Bulk updating existing rows in Redshift

Question 1

I'm having to do exactly this for a project right now. The method I'm using involves 3 steps:

1.

Run an update that addresses changed fields (I'm updating whether or not the fields have changed, but you can certainly qualify that):

update table1 set col1=s.col1, col2=s.col2,...
from table1 t
 join stagetable s on s.primkey=t.primkey;

2.

Run an insert that addresses new records:

insert into table1
select s.* 
from stagetable s 
 left outer join table1 t on s.primkey=t.primkey
where t.primkey is null;

3.

Mark rows no longer in the source as inactive (our reporting tool uses views that filter inactive records):

update table1 
set is_active_flag='N', last_updated=sysdate
from table1 t
 left outer join stagetable s on s.primkey=t.primkey
where s.primkey is null;

Question 2

Is posible to create a temp table. In redshift is better to delete and insert the record. Check this doc

http://docs.aws.amazon.com/redshift/latest/dg/merge-replacing-existing-rows.html

Question 3

Here is the fully working approach for Redshift.

Assumptions:

A.Data available in S3 in gunzip format with '|' separated columns, may have some garbage data see maxerror.

B.Sales fact with two dimension tables to keep it simple (TIME and SKU(SKU may have many groups and categories))).

C.You have Sales table like this.

CREATE TABLE sales (
 sku_id int encode zstd,
 date_id int encode zstd,
quantity numeric(10,2) encode delta32k,
);

1)Create Staging table, that should resemble with your Online Table used by app/apps.

CREATE TABLE stg_sales_onetime (
 sku_number varchar(255) encode zstd,
 time varchar(255) encode zstd,
 qty_str varchar(20) encode zstd,
 quantity numeric(10,2) encode delta32k,
 sku_id int encode zstd,
 date_id int encode zstd
);

2)Copy data from S3( this could done using SSH).

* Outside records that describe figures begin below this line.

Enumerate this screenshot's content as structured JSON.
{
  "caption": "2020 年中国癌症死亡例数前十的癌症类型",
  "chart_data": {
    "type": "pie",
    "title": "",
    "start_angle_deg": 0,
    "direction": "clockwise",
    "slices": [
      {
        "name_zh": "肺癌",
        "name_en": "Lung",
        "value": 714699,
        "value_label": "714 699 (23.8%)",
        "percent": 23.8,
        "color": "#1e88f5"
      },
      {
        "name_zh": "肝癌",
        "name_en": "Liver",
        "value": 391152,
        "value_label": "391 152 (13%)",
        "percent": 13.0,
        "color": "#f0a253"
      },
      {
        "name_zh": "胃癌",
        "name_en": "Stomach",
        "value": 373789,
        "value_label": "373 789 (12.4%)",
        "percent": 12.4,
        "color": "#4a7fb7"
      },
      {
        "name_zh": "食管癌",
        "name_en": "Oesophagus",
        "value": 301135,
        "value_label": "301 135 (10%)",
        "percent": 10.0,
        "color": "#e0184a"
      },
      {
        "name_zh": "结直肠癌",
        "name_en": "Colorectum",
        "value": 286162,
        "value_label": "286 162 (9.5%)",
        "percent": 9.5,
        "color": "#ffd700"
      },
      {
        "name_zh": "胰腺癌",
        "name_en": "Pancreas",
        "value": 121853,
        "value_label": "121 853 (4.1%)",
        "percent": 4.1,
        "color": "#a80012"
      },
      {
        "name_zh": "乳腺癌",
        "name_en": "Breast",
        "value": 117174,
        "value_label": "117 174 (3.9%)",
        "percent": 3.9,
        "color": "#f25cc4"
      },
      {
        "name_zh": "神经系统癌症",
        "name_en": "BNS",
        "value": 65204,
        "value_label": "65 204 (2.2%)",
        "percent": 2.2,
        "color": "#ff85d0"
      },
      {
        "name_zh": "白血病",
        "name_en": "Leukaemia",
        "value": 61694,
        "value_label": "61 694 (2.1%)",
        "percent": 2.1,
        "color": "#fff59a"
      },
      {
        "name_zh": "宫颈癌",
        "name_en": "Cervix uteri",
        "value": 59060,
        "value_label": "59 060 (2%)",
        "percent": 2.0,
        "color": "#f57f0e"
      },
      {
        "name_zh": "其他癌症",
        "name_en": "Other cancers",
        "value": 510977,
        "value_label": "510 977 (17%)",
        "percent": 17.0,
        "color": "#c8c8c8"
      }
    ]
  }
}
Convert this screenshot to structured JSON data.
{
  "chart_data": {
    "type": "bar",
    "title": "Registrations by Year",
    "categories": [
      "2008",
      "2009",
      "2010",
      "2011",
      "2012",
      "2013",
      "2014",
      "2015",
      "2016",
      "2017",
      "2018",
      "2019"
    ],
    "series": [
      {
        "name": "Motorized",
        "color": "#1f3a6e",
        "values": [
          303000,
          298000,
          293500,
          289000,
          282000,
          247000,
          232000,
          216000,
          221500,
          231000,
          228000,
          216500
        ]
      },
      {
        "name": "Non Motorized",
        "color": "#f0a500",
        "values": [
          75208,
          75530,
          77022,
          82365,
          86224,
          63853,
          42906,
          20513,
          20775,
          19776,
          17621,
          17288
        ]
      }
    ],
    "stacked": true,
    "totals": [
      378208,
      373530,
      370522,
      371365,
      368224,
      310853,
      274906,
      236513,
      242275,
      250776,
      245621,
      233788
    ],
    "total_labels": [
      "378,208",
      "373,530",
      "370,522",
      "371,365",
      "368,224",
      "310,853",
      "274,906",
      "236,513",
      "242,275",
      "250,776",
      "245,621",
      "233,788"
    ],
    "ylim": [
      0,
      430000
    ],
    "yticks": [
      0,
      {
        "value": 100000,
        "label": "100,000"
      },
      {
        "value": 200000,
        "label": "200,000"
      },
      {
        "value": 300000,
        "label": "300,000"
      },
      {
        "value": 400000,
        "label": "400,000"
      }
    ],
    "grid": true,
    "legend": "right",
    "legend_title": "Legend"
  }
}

copy stg_sales_onetime (sku_number,time,qty_str) from 
  's3://<buecket_name>/<full_file_path>' CREDENTIALS 'aws_access_key_id=<your_key>;aws_secret_access_key=<your_secret>' delimiter '|' ignoreheader 1 maxerror as 1000 gzip;

3)This step is optional, in case you don't have good formatted data, this a your transformation step if needed(as converting String(12.555654) quantity to Number(12.56))

update  stg_sales_onetime set quantity=convert(decimal(10,2),qty_str);

4)Populating the correct IDs from dimension table.

update  stg_sales_onetime set sku_id=<your_sku_demesion_table>.sku_id  from <your_sku_demesion_table> where stg_sales_onetime.sku_number=<your_sku_demesion_table>.sku_number;
update  stg_sales_onetime set time_id=<your_time_demesion_table>.time_id  from <your_time_demesion_table> where stg_sales_onetime.time=<your_time_demesion_table>.time;

5)Finally you have data good to go from Staging to Online Sales table.

insert into sales(sku_id,time_id,quantity)  select sku_id,time_id,quantity from stg_sales_onetime;